The British pound saw some erratic moves following unexpectedly weak construction PMI, but remained within a tight range as market liquidity was thin due to the US Independence Day holiday. Sterling hit an intra-day low of 1.3239 dollars after the PMI data, which showed construction activity in the UK fell sharply from 51.2 in May to 46.0 in June, missing estimates of 50.5.
A reading below 50 is defined as a contraction in activity and is a sign that the uncertainty ahead of the Brexit referendum had already started impacting business decisions. The data rattled the markets as it was seen as a possible indication of what’s to come post-Brexit vote. However, market sentiment quickly improved and the pound settled around 1.3285 dollars in late European trading.
The euro also saw a dip earlier in the day as the latest sentix index, which measures business sentiment across the Eurozone, also fell by more-than-expected.
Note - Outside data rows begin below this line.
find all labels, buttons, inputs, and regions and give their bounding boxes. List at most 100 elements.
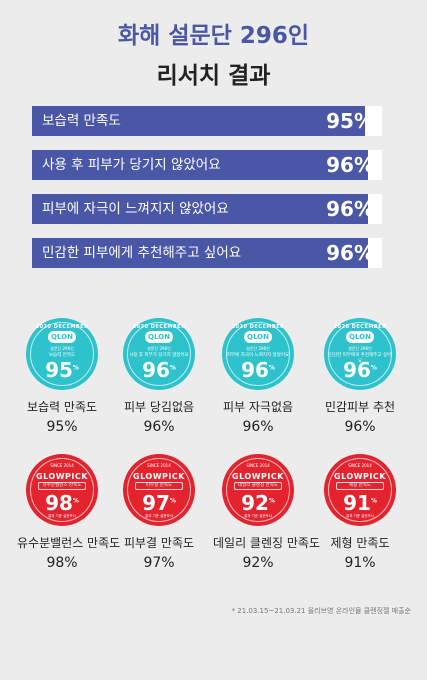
badge-ring	[30, 458, 94, 522]
glowpick-badge: SINCE 2014 GLOWPICK 피부결 만족도 97% 결과 기준 설문…	[123, 454, 195, 526]
badge-num: 92	[241, 491, 269, 515]
badge-bottom-text: 결과 기준 설문조사	[244, 514, 272, 518]
badge-value: 96%	[143, 419, 175, 435]
bar-fill	[32, 106, 365, 136]
badge-ring	[226, 458, 290, 522]
badge-ring	[328, 458, 392, 522]
badge-caption: 민감피부 추천	[324, 400, 396, 414]
glowpick-badge: SINCE 2014 GLOWPICK 데일리 클렌징 만족도 92% 결과 기…	[222, 454, 294, 526]
badge-cell: 2020 DECEMBER QLON 설문단 296인 사용 후 피부가 당기지…	[114, 318, 204, 435]
survey-bar: 보습력 만족도 95%	[32, 106, 382, 136]
bar-fill	[32, 194, 368, 224]
glowpick-logo: GLOWPICK	[133, 472, 185, 481]
badge-value: 96%	[242, 419, 274, 435]
badge-top-text: SINCE 2014	[50, 463, 74, 468]
survey-bar: 피부에 자극이 느껴지지 않았어요 96%	[32, 194, 382, 224]
badge-caption: 유수분밸런스 만족도	[17, 536, 121, 550]
badge-value: 92%	[242, 555, 274, 571]
badge-bottom-text: 결과 기준 설문조사	[145, 514, 173, 518]
badge-number: 96%	[222, 358, 294, 382]
qlon-badge: 2020 DECEMBER QLON 설문단 296인 사용 후 피부가 당기지…	[123, 318, 195, 390]
badge-sub: 설문단 296인	[50, 346, 74, 351]
badge-value: 96%	[344, 419, 376, 435]
qlon-badge: 2020 DECEMBER QLON 설문단 296인 민감한 피부에게 추천해…	[324, 318, 396, 390]
title-line-1: 화해 설문단 296인	[118, 23, 309, 49]
title-line-2: 리서치 결과	[156, 63, 271, 89]
qlon-badge: 2020 DECEMBER QLON 설문단 296인 피부에 자극이 느껴지지…	[222, 318, 294, 390]
badge-caption: 피부 자극없음	[222, 400, 294, 414]
badge-box-text: 제형 만족도	[336, 482, 384, 490]
badge-num: 96	[343, 358, 371, 382]
badge-number: 95%	[26, 358, 98, 382]
badge-number: 98%	[26, 491, 98, 515]
badge-sub: 설문단 296인	[147, 346, 171, 351]
badge-top-text: SINCE 2014	[246, 463, 270, 468]
bar-label: 피부에 자극이 느껴지지 않았어요	[42, 201, 229, 217]
badge-small: 사용 후 피부가 당기지 않았어요	[129, 353, 189, 358]
badge-num: 95	[45, 358, 73, 382]
badge-number: 96%	[123, 358, 195, 382]
badge-value: 91%	[344, 555, 376, 571]
survey-bar: 민감한 피부에게 추천해주고 싶어요 96%	[32, 238, 382, 268]
bar-label: 민감한 피부에게 추천해주고 싶어요	[42, 245, 242, 261]
badge-pct: %	[268, 497, 275, 505]
footnote: * 21.03.15~21.03.21 올리브영 온라인몰 클렌징젤 매출순	[231, 607, 411, 615]
badge-num: 91	[343, 491, 371, 515]
badge-value: 95%	[46, 419, 78, 435]
qlon-badge: 2020 DECEMBER QLON 설문단 296인 보습력 만족도 95%	[26, 318, 98, 390]
bar-value: 96%	[326, 241, 374, 265]
badge-pct: %	[72, 497, 79, 505]
badge-value: 98%	[46, 555, 78, 571]
bar-label: 보습력 만족도	[42, 113, 121, 129]
bar-fill	[32, 238, 368, 268]
badge-pct: %	[370, 364, 377, 372]
survey-bars: 보습력 만족도 95% 사용 후 피부가 당기지 않았어요 96% 피부에 자극…	[32, 106, 382, 282]
bar-fill	[32, 150, 368, 180]
badge-arc-text: 2020 DECEMBER	[333, 324, 387, 330]
badge-num: 97	[142, 491, 170, 515]
badge-arc-text: 2020 DECEMBER	[132, 324, 186, 330]
badge-top-text: SINCE 2014	[147, 463, 171, 468]
bar-value: 95%	[326, 109, 374, 133]
badge-top-text: SINCE 2014	[348, 463, 372, 468]
badge-sub: 설문단 296인	[246, 346, 270, 351]
badge-arc-text: 2020 DECEMBER	[231, 324, 285, 330]
badge-ring	[30, 322, 94, 386]
glowpick-logo: GLOWPICK	[36, 472, 88, 481]
glowpick-logo: GLOWPICK	[334, 472, 386, 481]
badge-ring	[328, 322, 392, 386]
qlon-logo: QLON	[145, 331, 173, 343]
badge-bottom-text: 결과 기준 설문조사	[346, 514, 374, 518]
bar-value: 96%	[326, 197, 374, 221]
badge-box-text: 데일리 클렌징 만족도	[234, 482, 282, 490]
badge-cell: SINCE 2014 GLOWPICK 데일리 클렌징 만족도 92% 결과 기…	[213, 454, 320, 571]
badge-small: 민감한 피부에게 추천해주고 싶어요	[328, 353, 392, 364]
glowpick-badge: SINCE 2014 GLOWPICK 유수분밸런스 만족도 98% 결과 기준…	[26, 454, 98, 526]
badge-ring	[127, 458, 191, 522]
badge-cell: SINCE 2014 GLOWPICK 유수분밸런스 만족도 98% 결과 기준…	[17, 454, 121, 571]
badge-box-text: 유수분밸런스 만족도	[38, 482, 86, 490]
badge-sub: 설문단 296인	[348, 346, 372, 351]
badge-num: 96	[142, 358, 170, 382]
badge-value: 97%	[143, 555, 175, 571]
badge-number: 92%	[222, 491, 294, 515]
badge-box-text: 피부결 만족도	[135, 482, 183, 490]
badge-caption: 피부결 만족도	[123, 536, 195, 550]
badge-pct: %	[72, 364, 79, 372]
bar-value: 96%	[326, 153, 374, 177]
badge-number: 96%	[324, 358, 396, 382]
badge-pct: %	[169, 364, 176, 372]
badge-pct: %	[370, 497, 377, 505]
badge-number: 97%	[123, 491, 195, 515]
bar-label: 사용 후 피부가 당기지 않았어요	[42, 157, 221, 173]
badge-caption: 데일리 클렌징 만족도	[213, 536, 320, 550]
badge-ring	[127, 322, 191, 386]
badge-arc-text: 2020 DECEMBER	[35, 324, 89, 330]
badge-bottom-text: 결과 기준 설문조사	[48, 514, 76, 518]
badge-pct: %	[268, 364, 275, 372]
qlon-logo: QLON	[244, 331, 272, 343]
badge-ring	[226, 322, 290, 386]
badge-small: 보습력 만족도	[48, 353, 76, 358]
badge-caption: 보습력 만족도	[26, 400, 98, 414]
badge-cell: 2020 DECEMBER QLON 설문단 296인 보습력 만족도 95% …	[17, 318, 107, 435]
The sentix index declined from 9.9 in June to 1.7 in July and was below expectations of 5.0. The survey was run between June 30 and July 2 and is therefore the first to poll investors after the UK voted to leave the EU on June 23.
The single currency briefly fell below 1.11 dollars after the data but later recovered to climb to 1.1136 dollars. Also out of the Eurozone today were producer prices for May. Producer prices rose by double the expected figure – by 0.6% month-on-month in May, adding to recent data pointing to receding deflationary pressures in the euro area.
The dollar was stuck in a very tight range against the yen for much of the day in thin trading and last stood at 102.60 yen. The Australian and New Zealand dollars on the other hand outperformed the other majors on Monday.
The Australian dollar rebounded strongly from its Asian open of 0.7444 versus the greenback to rally to a high of 0.7536 in late European session. Fears of the economic implications of a political deadlock in Australia following federal elections on Saturday where the vote count so far is pointing to the possibility of a minority government, have ebbed during the course of the day.
The New Zealand dollar also performed strongly on Monday and was up by 0.7% at 0.7219. Investors were undeterred by the prospect of further rate cuts by both the RBA and RBNZ (with the RBA due to meet tomorrow) as the higher yielding government bonds of Australia and New Zealand in relation to other advanced countries have increased the attractiveness of the antipodean currencies following the Brexit vote.
Another commodity currency to advance against the greenback today was the Canadian dollar. The loonie ignored a weak Bank of Canada business sentiment survey and lower oil prices to firm to a one-week high of 1.2831 per US dollar.
Not as fortunate was the Chinese yuan, which continued to touch fresh 5½-year lows on Monday as the People’s Bank of China allowed the currency to weaken. The yuan was last trading at 6.6650 per dollar.
Meanwhile, gold and silver prices held onto to their earlier gains but remained below their intra-day peaks. Gold prices were trading 0.6% firmer at $1349.57 an ounce, while silver was up 4.4% at $20.45 an ounce in late European session.